Tracking funds on blockchain reveals millions, even billions

A total of 26 Tron wallets and 67 client accounts at virtual asset exchanges belonging to Palestine Islamic Jihad (PIJ) were seized on the 4th of July by the National Bureau for Counter-Terror Financing of Israel (NBCTF). Those contained $94 million worth of crypto, as reported by Elliptic.

The Sunni Islamist militant group PIJ is the second-largest Palestinian militant group, sometimes operating in coordination with Hamas. PIJ seeks to establish an Islamist Palestinian state that is committed to the destruction of Israel, according to the description provided by the US Office of the Director of National Intelligence.

And Hamas (the acronym for Harakat al-Muqawama al-Islamiya (Islamic Resistance Movement) is the largest and most capable militant group in the Palestinian territories, committed to armed resistance against Israel and the creation of an Islamic Palestinian state in Israel’s place.

Transactions within the seized accounts linked PIJ, Hamas, and Hezbollah, and flows went both ways through illicit money services such as the sanctioned Russian exchange Garantex, as well as the decentralized exchange Sunswap.

Crypto transactions
Image by Elliptic.

And those crypto wallets are far from the largest ones.

When the NBCTF announced orders to seize crypto wallets belonging to the Hezbollah group and the Quds Force in May and June 2023, the operations aimed to seize millions of dollars.
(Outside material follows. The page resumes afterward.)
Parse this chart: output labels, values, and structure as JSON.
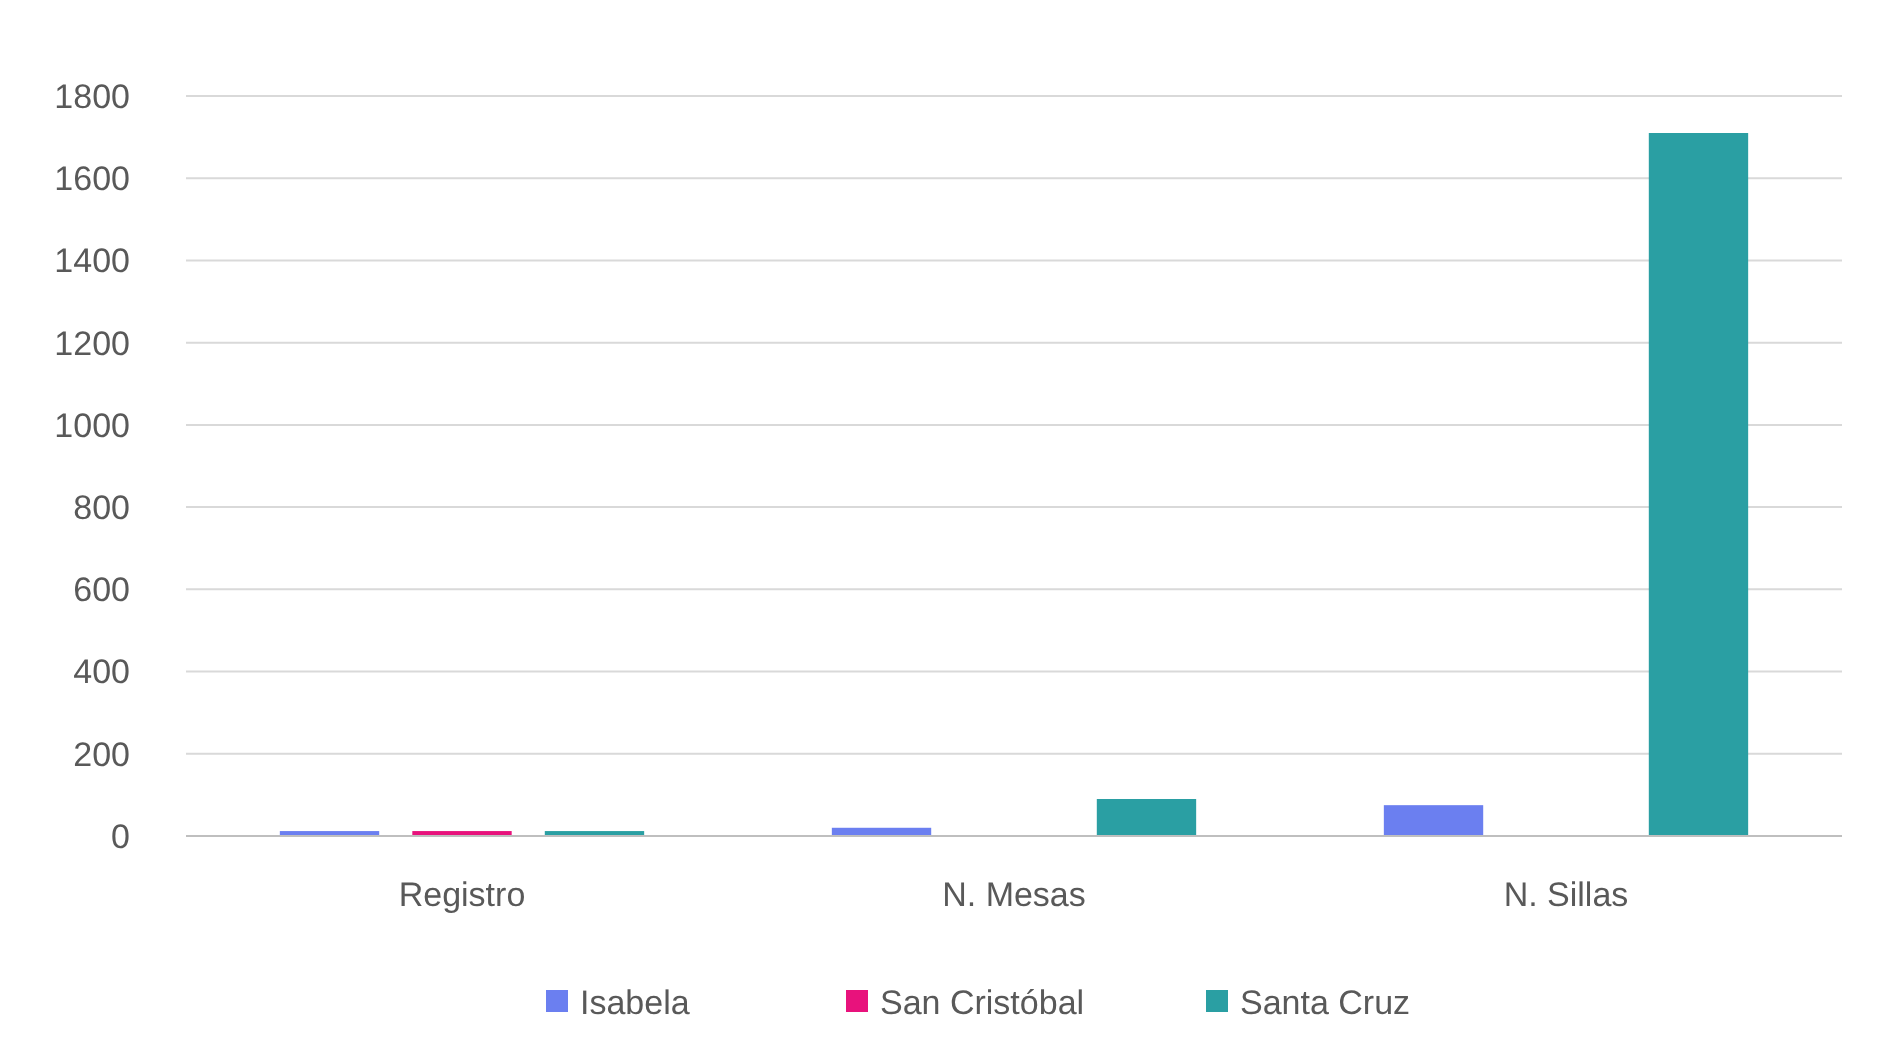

However, an analysis of crypto wallets performed by the Israeli crypto tax and portfolio tracking company BitOK, revealed a turnover of $7.7 billion since June 10th, 2021, within the first scheme and $3.13 billion since October 26th, 2020, within the second scheme.

The success of the seizures remains unclear. As of today, some crypto wallets remain active, and one of the larger ones contains more than half a million dollars.

“As for the other addresses, they remain active. Moreover, despite the issuance of the Seizure Order, they have not been subjected to any form of blocking,” researchers from BitOK noticed.

Many addresses actively engaged in sending and receiving cryptocurrencies through prominent exchanges and platforms such as Binance, KuCoin, BTCTurk, Bybit and others.

Binance helped to freeze accounts

On October 10th, the Israeli government, with the help of Binance, announced that it was freezing more cryptocurrency accounts linked to Hamas and other terrorist groups.

Reuters reported in May that Israel had seized around 190 crypto accounts on Binance since 2021. Two of the seized accounts were linked to Islamic State, and dozens more were owned by Palestinian groups connected to Hamas.

"The Police Cyber Unit and the Ministry of Defense immediately took action to locate and freeze these accounts, with the assistance of the Binance crypto exchange, in order to divert the funds to the state treasury," the police statement said. It gave no further details on how many accounts were frozen or the value of the crypto seized.

The Israeli authorities leverage the transparency and traceability of crypto assets to detect, freeze, and confiscate related funds.

“The ability to detect and disrupt terrorist financing activity on the blockchain will be a critical element of any response, should Hamas resume the use of crypto for fundraising,” Elliptic writes.

Crypto fundraising may resume, but it will be harder

With the US, UK, EU, and other governments condemning Hamas’s attack on Israel, broader efforts to curtail the use of crypto for terrorist financing are likely.

Hamas has been trying to raise funds from donors since at least January 2019, instructing supporters to send funds to Bitcoin addresses that the group supported.

The first campaigns were small, with just several thousand dollars over a few months. However, that all changed in the summer of 2021 when conflict broke out between Israel and Hamas. The Hamas military wing Al-Qassam Brigades quickly raised more than $7.3 million worth of crypto by July 2021.

Following a series of Israeli freezing orders, in April 2023, researchers noticed a decrease in crypto donations. Hamas announced to its supporters that it no longer accepted crypto donations, acknowledging that it leaves funds vulnerable to tracking and seizing, while citing an increase in "hostile" activity against donors.

But in light of the current conflict, Elliptical sees a real possibility that crypto fundraising may resume.